For heat pumps alone, there are insufficient qualified installers to scale up from fitting 60,000 heat pumps last year to the required 250,000 a year by 2025. Currently there are about 3,000 qualified installers, but think tank Nesta has calculated 27,000 are needed by 2028 to hit current government targets. Mike Foster, Chief Executive of the Energy and Utilities Alliance, described the pool of labour as “limited”. He says: “The demographics of transitioning to net zero are incredibly challenging. It will require fresh entrants to the labour force, and a large number will have to be trained quickly and well.”
In fact, there’s a dearth of skilled professionals across all elements of improving the energy efficiency of buildings. Greater South East Net Zero Hub’s (GSENZH) Maxine Narburgh notes: “Spiralling energy prices and the dire impacts of climate change have amplified the need to reduce energy demand in our homes and buildings. Research shows that, across the south east area, we have around £10m homes that need energy efficiency measures, low-carbon heating and solar in order to cut fuel bills and achieve the national target of zero emissions by 2050.

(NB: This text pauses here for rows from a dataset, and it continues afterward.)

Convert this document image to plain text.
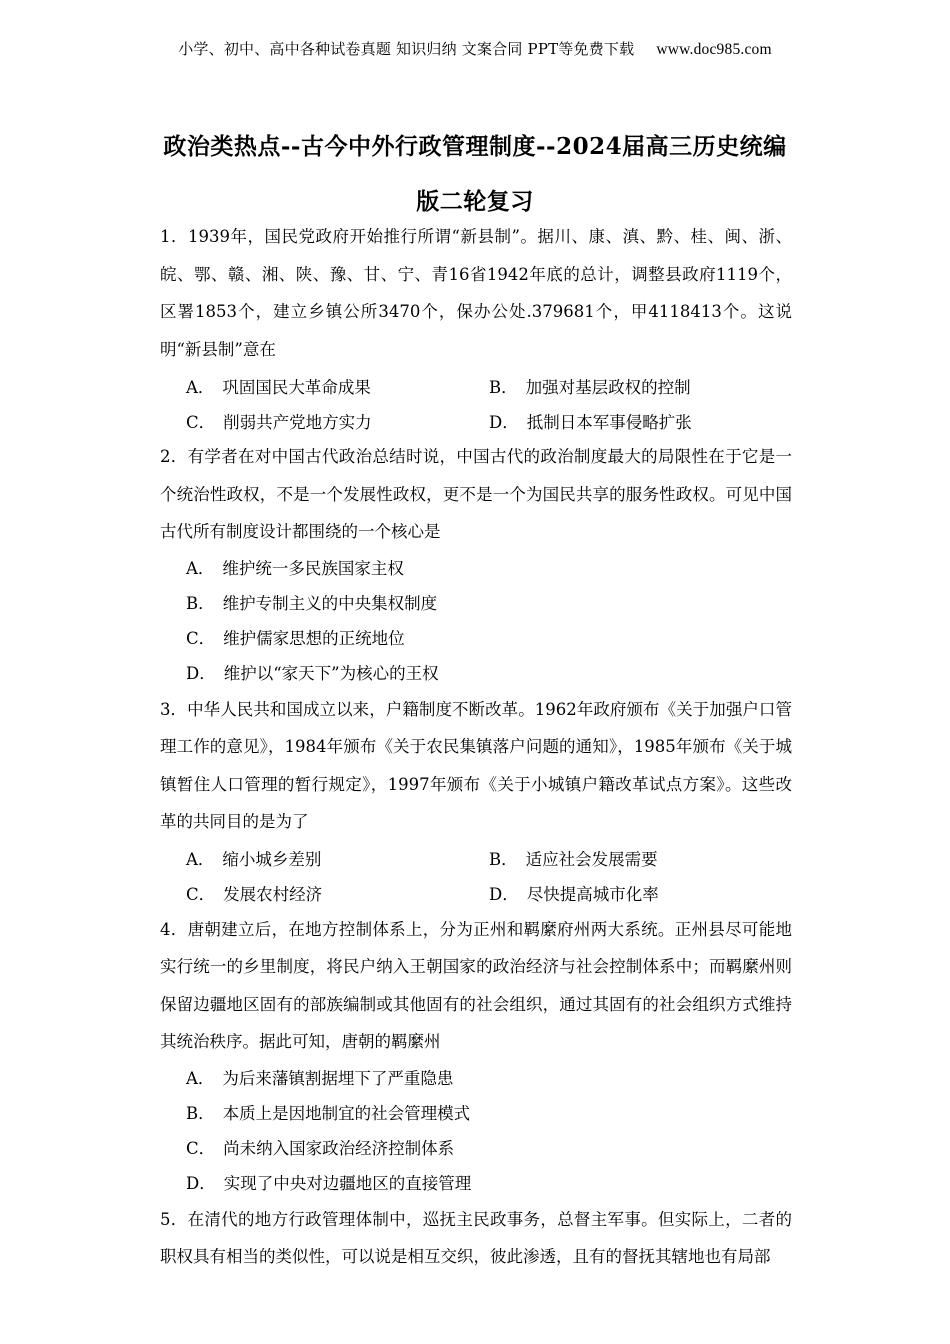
小学、初中、高中各种试卷真题 知识归纳 文案合同 PPT等免费下载 www.doc985.com
政治类热点--古今中外行政管理制度--2024届高三历史统编
版二轮复习

1．1939年，国民党政府开始推行所谓“新县制”。据川、康、滇、黔、桂、闽、浙、皖、鄂、赣、湘、陕、豫、甘、宁、青16省1942年底的总计，调整县政府1119个，区署1853个，建立乡镇公所3470个，保办公处.379681个，甲4118413个。这说明“新县制”意在

A． 巩固国民大革命成果	B． 加强对基层政权的控制
C． 削弱共产党地方实力	D． 抵制日本军事侵略扩张

2．有学者在对中国古代政治总结时说，中国古代的政治制度最大的局限性在于它是一个统治性政权，不是一个发展性政权，更不是一个为国民共享的服务性政权。可见中国古代所有制度设计都围绕的一个核心是

A． 维护统一多民族国家主权
B． 维护专制主义的中央集权制度
C． 维护儒家思想的正统地位
D． 维护以“家天下”为核心的王权

3．中华人民共和国成立以来，户籍制度不断改革。1962年政府颁布《关于加强户口管理工作的意见》，1984年颁布《关于农民集镇落户问题的通知》，1985年颁布《关于城镇暂住人口管理的暂行规定》，1997年颁布《关于小城镇户籍改革试点方案》。这些改革的共同目的是为了

A． 缩小城乡差别	B． 适应社会发展需要
C． 发展农村经济	D． 尽快提高城市化率

4．唐朝建立后，在地方控制体系上，分为正州和羁縻府州两大系统。正州县尽可能地实行统一的乡里制度，将民户纳入王朝国家的政治经济与社会控制体系中；而羁縻州则保留边疆地区固有的部族编制或其他固有的社会组织，通过其固有的社会组织方式维持其统治秩序。据此可知，唐朝的羁縻州

A． 为后来藩镇割据埋下了严重隐患
B． 本质上是因地制宜的社会管理模式
C． 尚未纳入国家政治经济控制体系
D． 实现了中央对边疆地区的直接管理

5．在清代的地方行政管理体制中，巡抚主民政事务，总督主军事。但实际上，二者的职权具有相当的类似性，可以说是相互交织，彼此渗透，且有的督抚其辖地也有局部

“However, we are seeing a huge shortfall in terms of the skills needed to deliver on the government’s net-zero commitment and a frustration from industry at the lack of solutions coming forward. With such a strong rationale demanding action at all levels, there is a need for greater co-ordination and collaboration.”
The Retrofit Academy has partnered with GSENZH to support the training and development of the workforce required to retrofit 13.9 million households across the region’s 16 counties. The plan is to assess the region’s current skills gap, work with local organisations involved in retrofit projects to create a network and deliver a training infrastructure that will increase the number of qualified retrofitters. With an estimated 523,000 jobs to be created in the region by 2050, the work by the two organisations will jumpstart the workforce development to fill the green jobs created by new projects.
With 1.4 million households in the region experiencing fuel poverty, this objective is critical not only for the region to meet net-zero emissions targets, but also for making upgrades that reduce energy bills for residents who need it most. Local authorities and social housing providers in the south east were awarded £290m in funding from the Social Housing Decarbonisation Fund (SHDF) and Home Upgrade Grant (HUG) in March. This funding will also provide a number of new job opportunities for the region, allowing more people to train and qualify as retrofit assessors, advisors and co-ordinators.
There is huge demand for quality retrofit specialists. Yet work remains to be done to train enough people and create a developed network to facilitate change at scale. This cannot happen without collaboration between all stakeholders working towards a common goal of creating a competent and capable workforce to retrofit millions of homes in the UK. This new partnership is set to provide an example of where putting this into practice will drive positive change.
More than 27 million leaky homes contribute to approximately 28% of the UK’s carbon emissions every year. The UK government has committed to meeting net zero by 2050, which will require 1.8 homes per minute across the UK to be retrofitted. The Retrofit Academy has set itself the challenge to train and develop 200,000 retrofitters by 2030.